On m'a parfois objecté que je disais qu'il suffisait d'appliquer la loi de 75 pour que les choses aillent bien. Pourquoi ne l'a-t-on pas fait jusqu'à présent? me demandait-on. Ca n'est pas exactement ce que j'ai dit mais qu'importe. En fait, lorsqu'une loi n'est pas appliquée c'est soit parce qu'elle est inapplicable soit parce que les Pouvoirs politiques n'éprouvent ni  le besoin, ni la nécessité de la faire appliquer. Mieux encore la vérité n'étant pas toujours aussi tranchée, quand une loi n'est pas appliquée, c'est qu'elle est la plupart du temps difficilement applicable et qu'elle ne répond pas à l'attente générale. C'était, m'a-t-il semblé, le cas de la loi de 1975. Au lieu d'en demander le changement, ce qui n'aurait d'ailleurs pas été forcément à l'avantage de la profession, j'ai préféré recommander d'en reprendre les dispositions essentielles et d'expliquer pourquoi il fallait  les faire appliquer.

Deux points méritaient d'être soulignés : la prescription et la délivrance.

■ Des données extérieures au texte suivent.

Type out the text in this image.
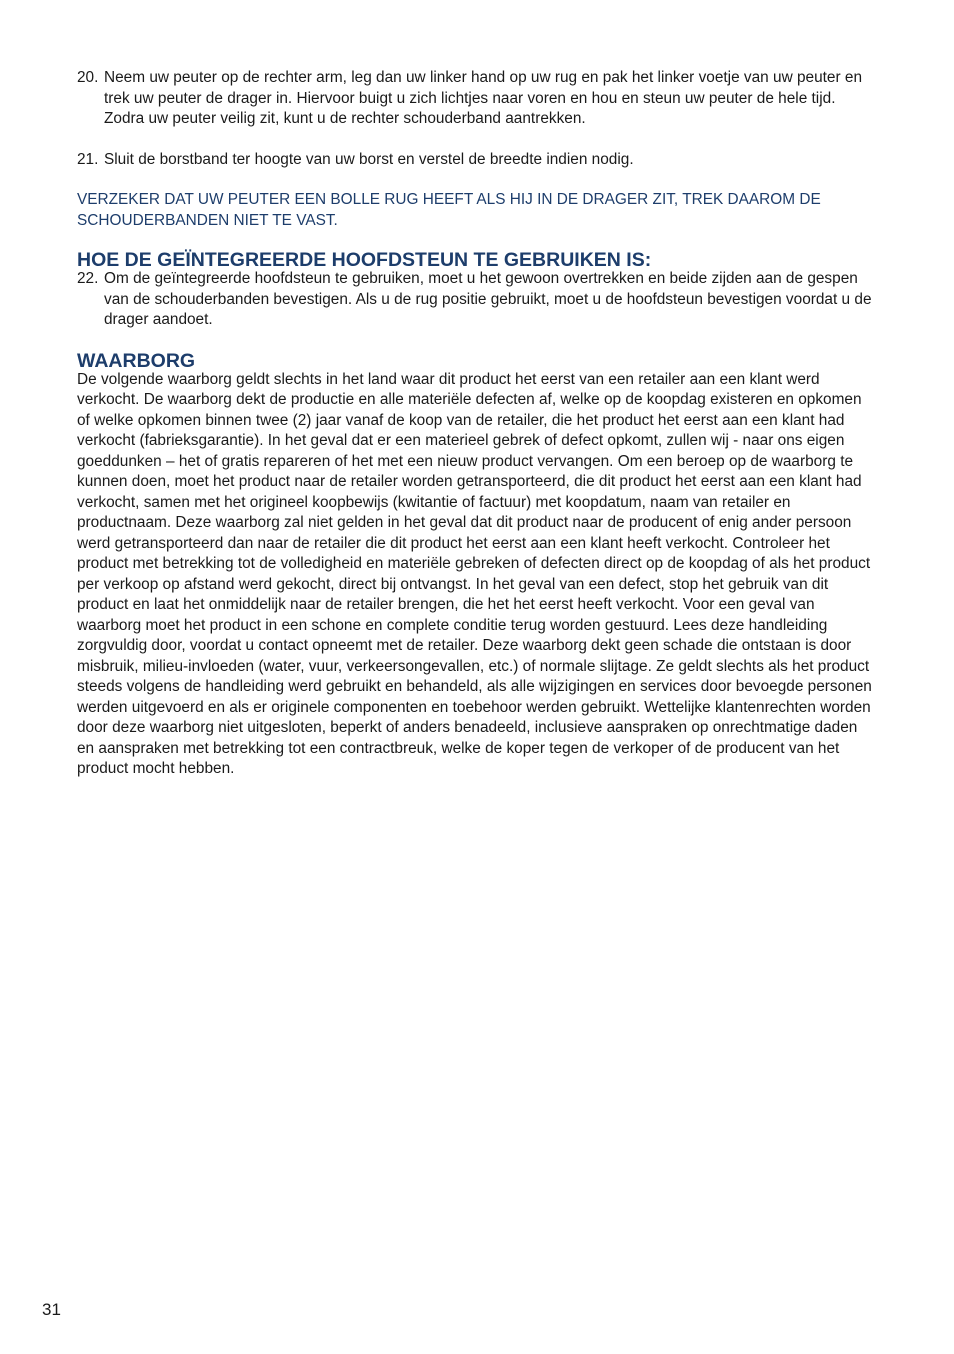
20. Neem uw peuter op de rechter arm, leg dan uw linker hand op uw rug en pak het linker voetje van uw peuter en trek uw peuter de drager in. Hiervoor buigt u zich lichtjes naar voren en hou en steun uw peuter de hele tijd. Zodra uw peuter veilig zit, kunt u de rechter schouderband aantrekken.

21. Sluit de borstband ter hoogte van uw borst en verstel de breedte indien nodig.

VERZEKER DAT UW PEUTER EEN BOLLE RUG HEEFT ALS HIJ IN DE DRAGER ZIT, TREK DAAROM DE SCHOUDERBANDEN NIET TE VAST.

HOE DE GEÏNTEGREERDE HOOFDSTEUN TE GEBRUIKEN IS:

22. Om de geïntegreerde hoofdsteun te gebruiken, moet u het gewoon overtrekken en beide zijden aan de gespen van de schouderbanden bevestigen. Als u de rug positie gebruikt, moet u de hoofdsteun bevestigen voordat u de drager aandoet.

WAARBORG

De volgende waarborg geldt slechts in het land waar dit product het eerst van een retailer aan een klant werd verkocht. De waarborg dekt de productie en alle materiële defecten af, welke op de koopdag existeren en opkomen of welke opkomen binnen twee (2) jaar vanaf de koop van de retailer, die het product het eerst aan een klant had verkocht (fabrieksgarantie). In het geval dat er een materieel gebrek of defect opkomt, zullen wij - naar ons eigen goeddunken – het of gratis repareren of het met een nieuw product vervangen. Om een beroep op de waarborg te kunnen doen, moet het product naar de retailer worden getransporteerd, die dit product het eerst aan een klant had verkocht, samen met het origineel koopbewijs (kwitantie of factuur) met koopdatum, naam van retailer en productnaam. Deze waarborg zal niet gelden in het geval dat dit product naar de producent of enig ander persoon werd getransporteerd dan naar de retailer die dit product het eerst aan een klant heeft verkocht. Controleer het product met betrekking tot de volledigheid en materiële gebreken of defecten direct op de koopdag of als het product per verkoop op afstand werd gekocht, direct bij ontvangst. In het geval van een defect, stop het gebruik van dit product en laat het onmiddelijk naar de retailer brengen, die het het eerst heeft verkocht. Voor een geval van waarborg moet het product in een schone en complete conditie terug worden gestuurd. Lees deze handleiding zorgvuldig door, voordat u contact opneemt met de retailer. Deze waarborg dekt geen schade die ontstaan is door misbruik, milieu-invloeden (water, vuur, verkeersongevallen, etc.) of normale slijtage. Ze geldt slechts als het product steeds volgens de handleiding werd gebruikt en behandeld, als alle wijzigingen en services door bevoegde personen werden uitgevoerd en als er originele componenten en toebehoor werden gebruikt. Wettelijke klantenrechten worden door deze waarborg niet uitgesloten, beperkt of anders benadeeld, inclusieve aanspraken op onrechtmatige daden en aanspraken met betrekking tot een contractbreuk, welke de koper tegen de verkoper of de producent van het product mocht hebben.

31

  • La prescription doit être le fait de vétérinaires inscrits au tableau de l'Ordre et elle ne doit concerner que des animaux ou des élevages dont le vétérinaire exerce le suivi effectif.
  • La délivrance pose plus de problèmes. La réserver aux seuls vétérinaires, comme cela m'a été maintes fois suggéré, ne me paraît ni réaliste ni même envisageable. Je préconise donc que les groupements d'éleveurs continuent à distribuer les médicaments dérogatoires dont la liste devrait d'ailleurs, à mon sens, être revue à la baisse. Mais ils ne devraient pouvoir le faire que pour les seuls éleveurs adhérents et dans la production en cause.


Les produits de traitement ne devraient être délivrés que sur ordonnance établie dans les conditions déjà vues et à la très stricte condition que les vétérinaires responsables de la délivrance soient les prescripteurs.

Je souhaiterais d'ailleurs que pour éviter des envolées intempestives des prix, soient autorisés les prix indicatifs.

Derniers points sur lesquels j'aimerais insister :

  • Une modification des statuts de l'Ordre avec création de collèges par type dactivité. La situation actuelle ne me paraît pas tolérable.
  • Le remplacement des actuelles DSV par des directions régionales où des spécialistes trouveraient plus aisément leur place.